NMR investigation on the DNA binding and B-Z transition pathway of the Zα domain of human ADAR1

Human ADAR1, which has two left-handed Z-DNA binding domains, preferentially binds Z-DNA rather than B-DNA with a high binding affinity. Z-DNA can be induced in long genomic DNA by Z-DNA binding proteins through the formation of two B-Z junctions with the extrusion of one base pair from each junction. We performed NMR experiments on complexes of ZαADAR1 with three DNA duplexes at a variety of protein-to-DNA molar ratios. This study confirmed that the ZαADAR1 first binds to an 8-bp CG-rich DNA segment via a unique conformation during B-Z transition and the neighboring AT-rich region becomes destabilized. We also found that, when DNA duplexes have only 6-bp CG-rich segment, the interaction with ZαADAR1 did not affect the thermal stabilities of the 6-bp CG-rich segment as well as the neighboring two A·T base pairs.
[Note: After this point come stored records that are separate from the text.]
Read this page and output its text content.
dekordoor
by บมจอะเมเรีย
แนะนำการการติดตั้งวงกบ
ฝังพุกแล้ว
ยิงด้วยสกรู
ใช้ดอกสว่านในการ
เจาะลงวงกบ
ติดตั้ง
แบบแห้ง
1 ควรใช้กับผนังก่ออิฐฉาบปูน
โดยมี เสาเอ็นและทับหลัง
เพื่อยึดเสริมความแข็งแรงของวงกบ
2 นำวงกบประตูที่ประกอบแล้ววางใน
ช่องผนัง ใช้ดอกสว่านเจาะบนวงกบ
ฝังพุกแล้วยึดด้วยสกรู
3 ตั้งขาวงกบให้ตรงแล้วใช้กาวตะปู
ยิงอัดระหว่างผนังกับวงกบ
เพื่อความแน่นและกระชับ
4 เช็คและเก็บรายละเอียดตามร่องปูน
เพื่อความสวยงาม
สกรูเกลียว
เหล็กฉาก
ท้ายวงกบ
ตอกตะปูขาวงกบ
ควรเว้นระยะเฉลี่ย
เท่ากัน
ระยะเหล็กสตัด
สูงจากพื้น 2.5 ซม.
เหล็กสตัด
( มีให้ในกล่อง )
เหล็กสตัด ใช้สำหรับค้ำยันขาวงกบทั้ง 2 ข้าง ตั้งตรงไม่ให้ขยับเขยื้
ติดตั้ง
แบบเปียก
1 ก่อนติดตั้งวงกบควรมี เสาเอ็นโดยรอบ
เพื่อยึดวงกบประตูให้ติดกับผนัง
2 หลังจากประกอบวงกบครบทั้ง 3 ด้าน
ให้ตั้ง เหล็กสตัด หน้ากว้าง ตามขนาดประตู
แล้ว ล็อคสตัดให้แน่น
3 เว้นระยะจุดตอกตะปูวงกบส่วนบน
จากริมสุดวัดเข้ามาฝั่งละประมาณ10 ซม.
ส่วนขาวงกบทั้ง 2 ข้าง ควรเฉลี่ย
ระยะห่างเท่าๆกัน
These results indicate that four ZαADAR1 proteins interact with the 8-bp DNA sequence containing a 6-bp CG-repeat segment as well as a dinucleotide step, even though the dinucleotid step contains A∙T base pairs. Thus this study suggests that the length of the CG-rich region is more important than the specific DNA sequence for determining which base-pair is extruded from the B-Z junction structure. This study also found that the ZαADAR1 in complex with a 11-bp DNA duplex exhibits a Z-DNA-bound conformation distinct from that of free ZαADAR1 and the initial contact conformations of ZαADAR1 complexed with 13-bp DNA duplexes.

Highlights► Zα binds to CG-rich DNA segment maintaining B-DNA via a unique conformation. ► Zα significantly destabilizes A∙T base pairs outside 8-bp CG-rich region. ► Four ZαADAR1 protein monomers initially interact with the 8-bp DNA sequence, even though this segment contains A∙T base pairs.